You have weeks like that??? When the projects are BIG and relentless and overwhelming and it feels like you’re never gonna get through them and then you do but you’re so tired, you can hardly think.

Wow, so hard, but here’s what I learned this week that I wouldn’t have if it had been easier.

People are more important than projects.

Dave needed me by his side this week and I was happy to invest the time with him: working at his dad’s home – sifting, sorting, and cleaning. And also sitting, talking, remembering, and listening.

It wasn’t that I didn’t have work to do (if I owe you an email or phone call, I’ll be getting to those this week) but I prioritized my people over my projects, and for that I have no regrets.

Ask for help

We could not get it all done. We had to ask for help. Help with ugly, messy, time consuming tasks.

  • Hi, could you help clean out my dad’s car and get it ready to sell? 
  • Hi, could you possibly drop off dinner for us tonight?
  • Hi, could you take a day off work to throw junk in a dumpster?
  • Hi, could you bake cookies or cupcakes for the service?
  • Hi, could you help me free a boat from the pasture it’s been sitting in for the last 2 years? 
  • Hi, would you be able to keep the coffee and refreshments filled at the memorial service? 
  • Hi, could you please pray for us, cuz we are so under it. 

We needed help and our friends loved us enough to jump in and shrink the tasks.

Laugh out loud!

Oh my stars the laughs we’ve had. The emotions, memories and fatigue created the perfect trifecta for the giggles.

The Bible tells us laughter is good medicine and it surely was. When Dave put on a hazmat suit and talked about his dad’s toxic socks as part of his eulogy, everyone lost it and it felt wonderful.

Look for the good.

Russ was so frail,  even though he really wanted to stay in his home, he needed to have 24 hour care. Dave had been actively searching for a facility to take him but the application process was arduous.

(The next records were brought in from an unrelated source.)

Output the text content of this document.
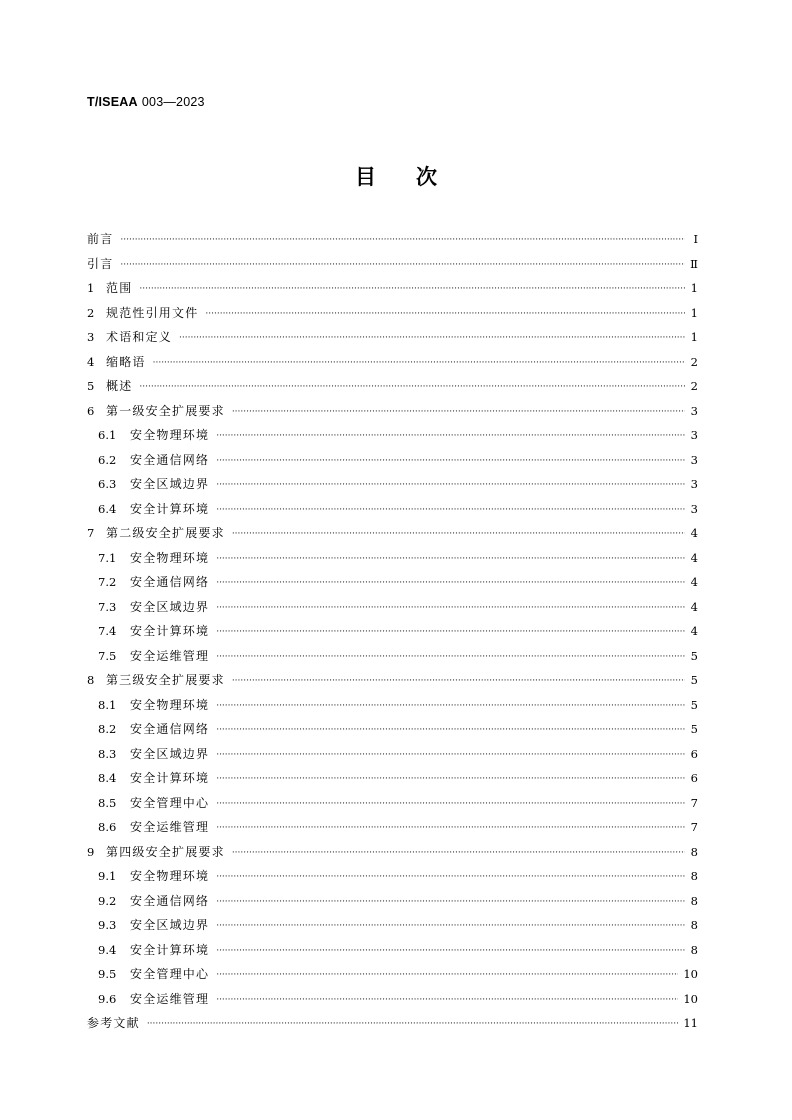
T/ISEAA 003—2023
目 次
前言 ·····	Ⅰ
引言 ·····	Ⅱ
1 范围 ·····	1
2 规范性引用文件 ·····	1
3 术语和定义 ·····	1
4 缩略语 ·····	2
5 概述 ·····	2
6 第一级安全扩展要求 ·····	3
6.1	安全物理环境 ·····	3
6.2	安全通信网络 ·····	3
6.3	安全区域边界 ·····	3
6.4	安全计算环境 ·····	3
7 第二级安全扩展要求 ·····	4
7.1	安全物理环境 ·····	4
7.2	安全通信网络 ·····	4
7.3	安全区域边界 ·····	4
7.4	安全计算环境 ·····	4
7.5	安全运维管理 ·····	5
8 第三级安全扩展要求 ·····	5
8.1	安全物理环境 ·····	5
8.2	安全通信网络 ·····	5
8.3	安全区域边界 ·····	6
8.4	安全计算环境 ·····	6
8.5	安全管理中心 ·····	7
8.6	安全运维管理 ·····	7
9 第四级安全扩展要求 ·····	8
9.1	安全物理环境 ·····	8
9.2	安全通信网络 ·····	8
9.3	安全区域边界 ·····	8
9.4	安全计算环境 ·····	8
9.5	安全管理中心 ·····	10
9.6	安全运维管理 ·····	10
参考文献 ·····	11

Even more important than his home care was his spiritual health.  We did not know if he’d said yes to Jesus. In recent months, he’d been more open to conversation about Jesus and was even meeting with a hospice chaplain.

The morning Russ died, Dave went to his home and ended up waiting on coroner instead of visiting with his dad. He prayed for final assurance.

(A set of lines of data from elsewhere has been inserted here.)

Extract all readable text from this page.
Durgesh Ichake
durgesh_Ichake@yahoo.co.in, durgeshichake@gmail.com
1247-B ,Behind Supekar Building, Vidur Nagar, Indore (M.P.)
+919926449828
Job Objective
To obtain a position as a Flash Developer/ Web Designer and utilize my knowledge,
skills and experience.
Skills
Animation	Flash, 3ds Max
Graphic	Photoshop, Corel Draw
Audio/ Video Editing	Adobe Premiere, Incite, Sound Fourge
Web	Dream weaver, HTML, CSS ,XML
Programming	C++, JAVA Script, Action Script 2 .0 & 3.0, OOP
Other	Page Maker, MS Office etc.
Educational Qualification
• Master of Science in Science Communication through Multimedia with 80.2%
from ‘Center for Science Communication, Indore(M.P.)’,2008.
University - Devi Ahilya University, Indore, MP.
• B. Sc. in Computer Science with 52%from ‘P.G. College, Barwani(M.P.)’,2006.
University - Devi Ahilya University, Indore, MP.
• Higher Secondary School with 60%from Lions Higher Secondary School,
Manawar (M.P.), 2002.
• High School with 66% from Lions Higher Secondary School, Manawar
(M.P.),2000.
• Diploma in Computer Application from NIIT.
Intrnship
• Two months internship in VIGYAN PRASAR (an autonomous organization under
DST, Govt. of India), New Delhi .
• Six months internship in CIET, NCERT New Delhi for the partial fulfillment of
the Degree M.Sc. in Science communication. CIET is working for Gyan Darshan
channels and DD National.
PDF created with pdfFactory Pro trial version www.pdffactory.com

Lord, I want to know my dad is with you. I don’t want any regrets and I’m asking for a sign. 

An hour later, he got a email from the social worker, who didn’t know Russ had died, so she was still trying to get Russ placed.

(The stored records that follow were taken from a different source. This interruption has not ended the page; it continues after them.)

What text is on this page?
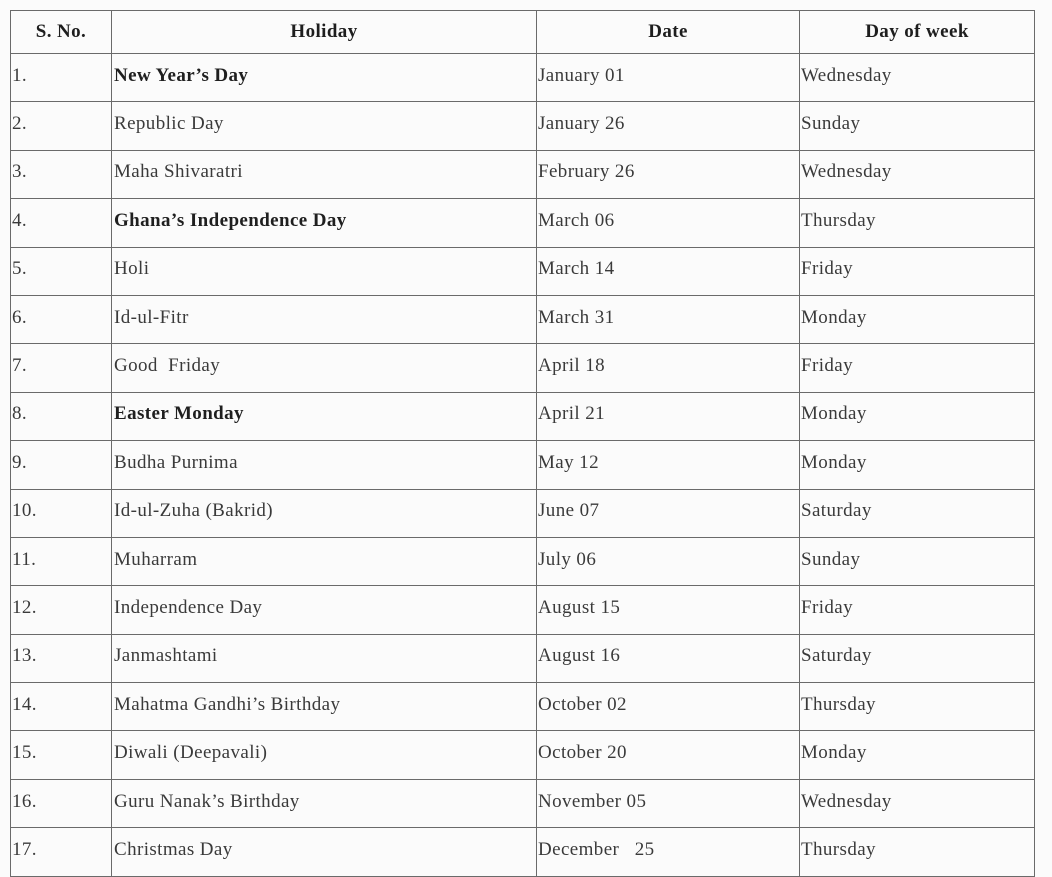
S. No.	Holiday	Date	Day of week
1.	New Year’s Day	January 01	Wednesday
2.	Republic Day	January 26	Sunday
3.	Maha Shivaratri	February 26	Wednesday
4.	Ghana’s Independence Day	March 06	Thursday
5.	Holi	March 14	Friday
6.	Id-ul-Fitr	March 31	Monday
7.	Good  Friday	April 18	Friday
8.	Easter Monday	April 21	Monday
9.	Budha Purnima	May 12	Monday
10.	Id-ul-Zuha (Bakrid)	June 07	Saturday
11.	Muharram	July 06	Sunday
12.	Independence Day	August 15	Friday
13.	Janmashtami	August 16	Saturday
14.	Mahatma Gandhi’s Birthday	October 02	Thursday
15.	Diwali (Deepavali)	October 20	Monday
16.	Guru Nanak’s Birthday	November 05	Wednesday
17.	Christmas Day	December   25	Thursday
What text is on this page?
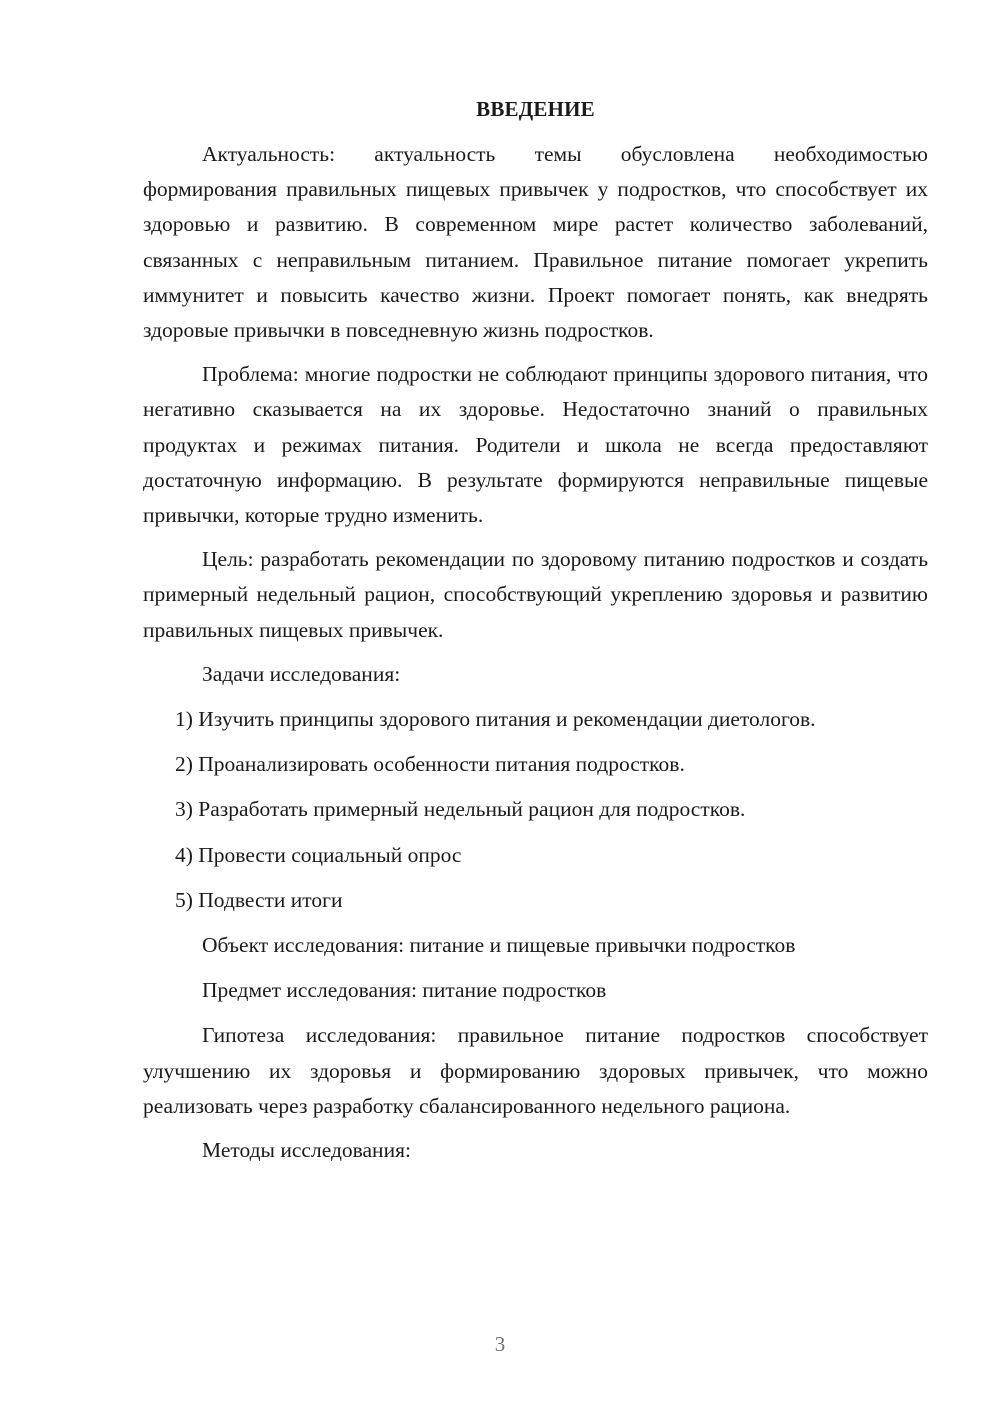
ВВЕДЕНИЕ

Актуальность: актуальность темы обусловлена необходимостью формирования правильных пищевых привычек у подростков, что способствует их здоровью и развитию. В современном мире растет количество заболеваний, связанных с неправильным питанием. Правильное питание помогает укрепить иммунитет и повысить качество жизни. Проект помогает понять, как внедрять здоровые привычки в повседневную жизнь подростков.

Проблема: многие подростки не соблюдают принципы здорового питания, что негативно сказывается на их здоровье. Недостаточно знаний о правильных продуктах и режимах питания. Родители и школа не всегда предоставляют достаточную информацию. В результате формируются неправильные пищевые привычки, которые трудно изменить.

Цель: разработать рекомендации по здоровому питанию подростков и создать примерный недельный рацион, способствующий укреплению здоровья и развитию правильных пищевых привычек.

Задачи исследования:
1) Изучить принципы здорового питания и рекомендации диетологов.
2) Проанализировать особенности питания подростков.
3) Разработать примерный недельный рацион для подростков.
4) Провести социальный опрос
5) Подвести итоги
Объект исследования: питание и пищевые привычки подростков
Предмет исследования: питание подростков

Гипотеза исследования: правильное питание подростков способствует улучшению их здоровья и формированию здоровых привычек, что можно реализовать через разработку сбалансированного недельного рациона.

Методы исследования:
3
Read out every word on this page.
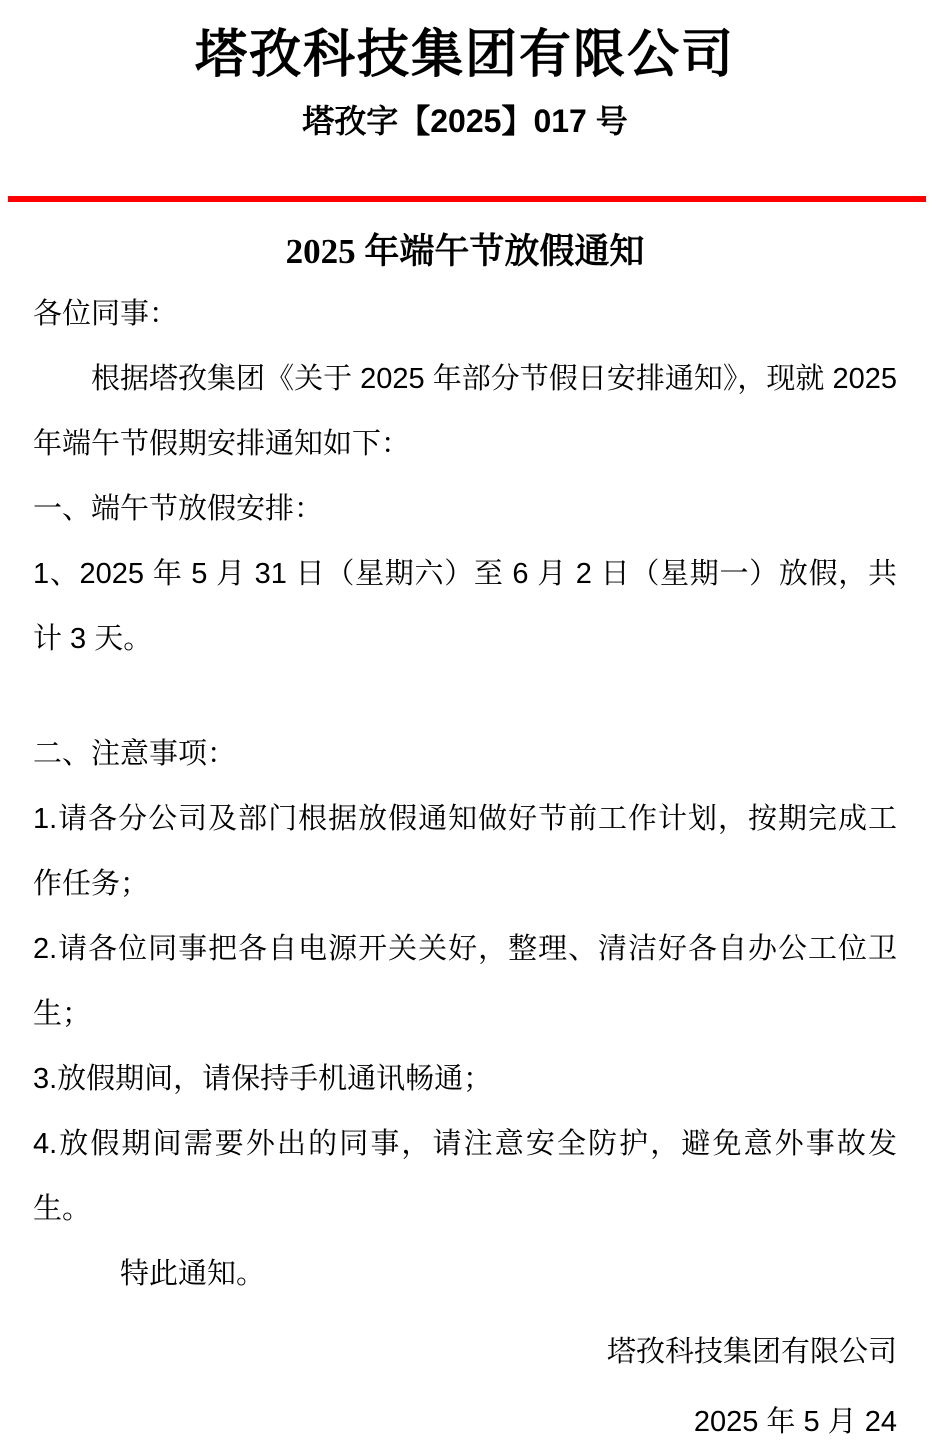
塔孜科技集团有限公司
塔孜字【2025】017 号
2025 年端午节放假通知

各位同事：

根据塔孜集团《关于 2025 年部分节假日安排通知》，现就 2025 年端午节假期安排通知如下：

一、端午节放假安排：

1、2025 年 5 月 31 日（星期六）至 6 月 2 日（星期一）放假，共计 3 天。

二、注意事项：

1.请各分公司及部门根据放假通知做好节前工作计划，按期完成工作任务；

2.请各位同事把各自电源开关关好，整理、清洁好各自办公工位卫生；

3.放假期间，请保持手机通讯畅通；

4.放假期间需要外出的同事，请注意安全防护，避免意外事故发生。

特此通知。

塔孜科技集团有限公司

2025 年 5 月 24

“Good news, Dave, your dad has been accepted!” 

Now you and I both know she was referring to the nursing home we’d been waiting for, but it felt very much like a God wink. Maybe even a prophetic word that God was letting Dave know his dad was in the presence of the Lord.

We won’t know for sure till we enter the gates of heaven, but we are very hopeful that Russ will be there, too.

Isn’t God so good?

Even when the days are hard and the tasks are messy and the circumstances are dreadful, we can see His hand on our lives and His love in action.